I was never a pet person, and I wasn’t enthused about this one, either. Too much responsibility for a family that already had problems with that, but that was then. As I said, a presence.
My daughter is starting a relationship with a kitten now, something I definitely wouldn’t have accepted. I have a healthy and uneasy respect for cats, but it does not involve renting them a room. I see evolution very clearly in them; in fact, most of the time I think of cats as wormhole tigers, having somehow transported here from the savannah or wherever, forced by the mechanics of molecular dissolution and reconstruction to appear small and safe, like holograms with benefits, but with their real nature intact. I like cats, I like when they purr and nuzzle me, crawl indifferently over my lap and look into my soul, but I see the truth in their eyes. I would absolutely eat you, they are telling me.
But dogs, oh. You know. For all of the different roles they play, they become living metaphors for everything we cherish, everything we seek. Friendship, affection, playfulness, loyalty, love.
And the temporary nature of all of that, the fleeting joy, the complacency and ultimately the regret of not being able to freeze time, take it back, fight off the ephemeral.
I used to calculate his final days, imagine myself in my early 50s, a fantasy back then in those chaotic days. I would be calm and mature. Funny. I am.
And I am the alpha for him, always have been. He follows me when he can, we all note it and laugh. He is waiting for his orders. You are retired, soldier, you earned it. Go sit.

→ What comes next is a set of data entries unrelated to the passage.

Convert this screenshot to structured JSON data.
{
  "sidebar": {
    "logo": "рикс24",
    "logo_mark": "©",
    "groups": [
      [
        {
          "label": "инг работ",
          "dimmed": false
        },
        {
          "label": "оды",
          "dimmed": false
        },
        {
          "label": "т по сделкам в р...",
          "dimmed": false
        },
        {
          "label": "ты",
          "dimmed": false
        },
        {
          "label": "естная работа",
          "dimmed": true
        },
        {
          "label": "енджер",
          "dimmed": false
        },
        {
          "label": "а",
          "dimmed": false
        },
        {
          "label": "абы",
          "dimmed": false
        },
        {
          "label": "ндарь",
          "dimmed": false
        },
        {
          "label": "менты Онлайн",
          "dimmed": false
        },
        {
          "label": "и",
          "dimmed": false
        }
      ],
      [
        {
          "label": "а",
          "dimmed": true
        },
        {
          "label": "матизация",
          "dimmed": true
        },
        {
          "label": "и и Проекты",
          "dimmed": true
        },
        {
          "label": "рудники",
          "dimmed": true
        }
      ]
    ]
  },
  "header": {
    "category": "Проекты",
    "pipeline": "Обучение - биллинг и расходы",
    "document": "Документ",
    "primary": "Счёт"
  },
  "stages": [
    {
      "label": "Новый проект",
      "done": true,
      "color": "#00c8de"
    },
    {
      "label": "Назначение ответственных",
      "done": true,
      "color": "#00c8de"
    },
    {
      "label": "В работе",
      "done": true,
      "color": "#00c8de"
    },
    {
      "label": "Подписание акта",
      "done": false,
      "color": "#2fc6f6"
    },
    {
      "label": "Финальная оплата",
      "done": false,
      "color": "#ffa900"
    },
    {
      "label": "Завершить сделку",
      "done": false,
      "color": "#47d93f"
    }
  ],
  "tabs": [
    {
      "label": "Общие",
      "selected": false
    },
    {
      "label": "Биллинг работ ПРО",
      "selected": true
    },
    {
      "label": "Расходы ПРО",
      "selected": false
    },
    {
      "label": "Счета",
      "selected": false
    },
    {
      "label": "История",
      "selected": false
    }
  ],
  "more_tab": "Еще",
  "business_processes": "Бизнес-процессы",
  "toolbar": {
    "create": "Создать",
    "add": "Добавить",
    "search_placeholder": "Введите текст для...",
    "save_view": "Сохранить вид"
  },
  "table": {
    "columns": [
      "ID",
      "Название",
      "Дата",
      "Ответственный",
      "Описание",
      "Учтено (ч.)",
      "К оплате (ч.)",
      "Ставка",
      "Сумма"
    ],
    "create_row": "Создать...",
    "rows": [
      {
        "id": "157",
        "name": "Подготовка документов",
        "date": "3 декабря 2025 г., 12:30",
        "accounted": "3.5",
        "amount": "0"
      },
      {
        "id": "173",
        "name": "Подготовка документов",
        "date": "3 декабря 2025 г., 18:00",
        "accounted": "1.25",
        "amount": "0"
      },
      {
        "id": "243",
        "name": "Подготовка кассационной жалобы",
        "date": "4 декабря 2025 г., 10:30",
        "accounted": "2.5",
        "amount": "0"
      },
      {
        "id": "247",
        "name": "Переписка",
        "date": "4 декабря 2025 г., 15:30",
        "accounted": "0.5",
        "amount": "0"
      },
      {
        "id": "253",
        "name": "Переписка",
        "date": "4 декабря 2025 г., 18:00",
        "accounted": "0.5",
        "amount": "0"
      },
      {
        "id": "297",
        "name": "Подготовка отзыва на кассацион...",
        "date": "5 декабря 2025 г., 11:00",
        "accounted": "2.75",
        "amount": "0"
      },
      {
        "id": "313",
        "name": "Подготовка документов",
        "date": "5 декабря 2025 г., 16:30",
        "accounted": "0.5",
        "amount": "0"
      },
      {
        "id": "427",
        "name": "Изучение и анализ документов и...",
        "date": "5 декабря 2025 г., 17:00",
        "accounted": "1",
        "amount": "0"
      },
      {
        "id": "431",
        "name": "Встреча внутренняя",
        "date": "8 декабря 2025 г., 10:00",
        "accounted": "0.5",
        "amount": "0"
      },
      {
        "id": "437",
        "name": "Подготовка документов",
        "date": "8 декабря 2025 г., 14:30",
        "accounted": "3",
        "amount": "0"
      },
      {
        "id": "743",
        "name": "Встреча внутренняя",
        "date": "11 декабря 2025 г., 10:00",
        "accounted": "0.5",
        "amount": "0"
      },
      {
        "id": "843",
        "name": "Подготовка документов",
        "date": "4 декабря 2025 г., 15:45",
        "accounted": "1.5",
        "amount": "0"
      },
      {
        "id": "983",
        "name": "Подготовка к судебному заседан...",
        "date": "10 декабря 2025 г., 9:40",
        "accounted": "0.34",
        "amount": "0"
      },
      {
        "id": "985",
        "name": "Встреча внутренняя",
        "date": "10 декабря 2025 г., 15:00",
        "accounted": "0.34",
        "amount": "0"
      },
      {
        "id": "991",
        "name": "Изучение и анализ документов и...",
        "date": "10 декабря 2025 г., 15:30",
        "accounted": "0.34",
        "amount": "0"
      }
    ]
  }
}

Maybe this is why I’m the one who fusses over the details more, wonders how it will end. Worries about being home alone, with no car, with rain pouring down and an old dog in pain and in need. I try to get into his head, see through his old eyes, wonder why he does what he does and if he knows. I take my alpha seriously.
Mostly? I try to keep him comfortable. I note that he eats well, wanders around the yard OK, seems content and not lost. He was never a puppy, I think sometimes, just Strider, just always here. I carry him every day now. I don’t mind.